Cells. 2019 Jan 3;8(1):19. doi: 10.3390/cells8010019.
Oxidative DNA damage, particularly 8-oxoguanine, represents the most frequent DNA damage in human cells, especially at the telomeric level. The presence of oxidative lesions in the DNA can hinder the replication fork and is able to activate the DNA damage response. In this study, we wanted to understand the mechanisms by which oxidative damage causes telomere dysfunction and senescence in human primary fibroblasts. After acute oxidative stress at telomeres, our data demonstrated a reduction in TRF1 and TRF2, which are involved in proper telomere replication and T-loop formation, respectively. Furthermore, we observed a higher level of γH2AX with respect to 53BP1 at telomeres, suggesting a telomeric replication fork stall rather than double-strand breaks. To confirm this finding, we studied the replication of telomeres by Chromosome Orientation-FISH (CO-FISH). The data obtained show an increase in unreplicated telomeres after hydrogen peroxide treatment, corroborating the idea that the presence of 8-oxoG can induce replication fork arrest at telomeres. Lastly, we analyzed the H3K9me3 histone mark after oxidative stress at telomeres, and our results showed an increase of this marker, most likely inducing the heterochromatinization of telomeres. These results suggest that 8-oxoG is fundamental in oxidative stress-induced telomeric damage, principally causing replication fork arrest.

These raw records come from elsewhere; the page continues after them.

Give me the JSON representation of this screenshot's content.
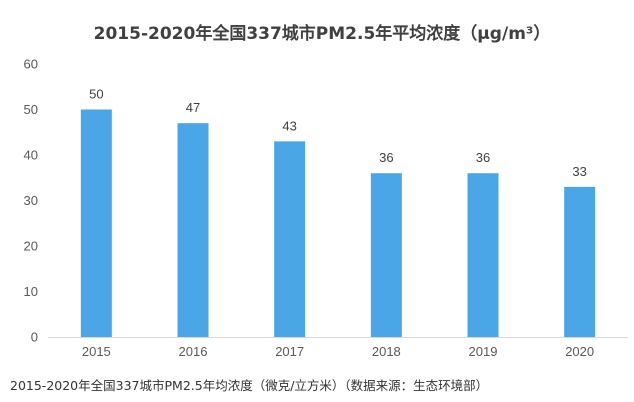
{
  "chart_data": {
    "type": "bar",
    "title": "2015-2020年全国337城市PM2.5年平均浓度（μg/m³）",
    "categories": [
      "2015",
      "2016",
      "2017",
      "2018",
      "2019",
      "2020"
    ],
    "values": [
      50,
      47,
      43,
      36,
      36,
      33
    ],
    "ylim": [
      0,
      60
    ],
    "yticks": [
      "0",
      "10",
      "20",
      "30",
      "40",
      "50",
      "60"
    ],
    "xlabel": "",
    "ylabel": "",
    "grid": false,
    "data_labels": true,
    "bar_color": "#4BA6E8"
  },
  "caption": "2015-2020年全国337城市PM2.5年均浓度（微克/立方米）（数据来源：生态环境部）"
}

氧化 DNA 损伤,特别是 8-氧鸟嘌呤,是人类细胞中最常见的 DNA 损伤,尤其是在端粒水平。DNA 中的氧化损伤会阻碍复制叉的前进,并能激活 DNA 损伤反应。在这项研究中,我们想了解氧化损伤导致人类原代成纤维细胞端粒功能障碍和衰老的机制。在端粒处发生急性氧化应激后,我们的数据表明,参与适当端粒复制和 T 环形成的 TRF1 和 TRF2 减少。此外,我们在端粒处观察到相对于 53BP1 的更高水平的 γH2AX,这表明端粒复制叉停滞而不是双链断裂。为了证实这一发现,我们通过染色体定向荧光原位杂交(CO-FISH)研究了端粒的复制。获得的数据显示,过氧化氢处理后未复制的端粒增加,这证实了 8-氧鸟嘌呤的存在可以诱导端粒处复制叉停滞的观点。最后,我们在端粒处发生氧化应激后分析了 H3K9me3 组蛋白标记,结果显示该标记增加,很可能诱导端粒异染色质化。这些结果表明,8-氧鸟嘌呤在氧化应激诱导的端粒损伤中是至关重要的,主要导致复制叉停滞。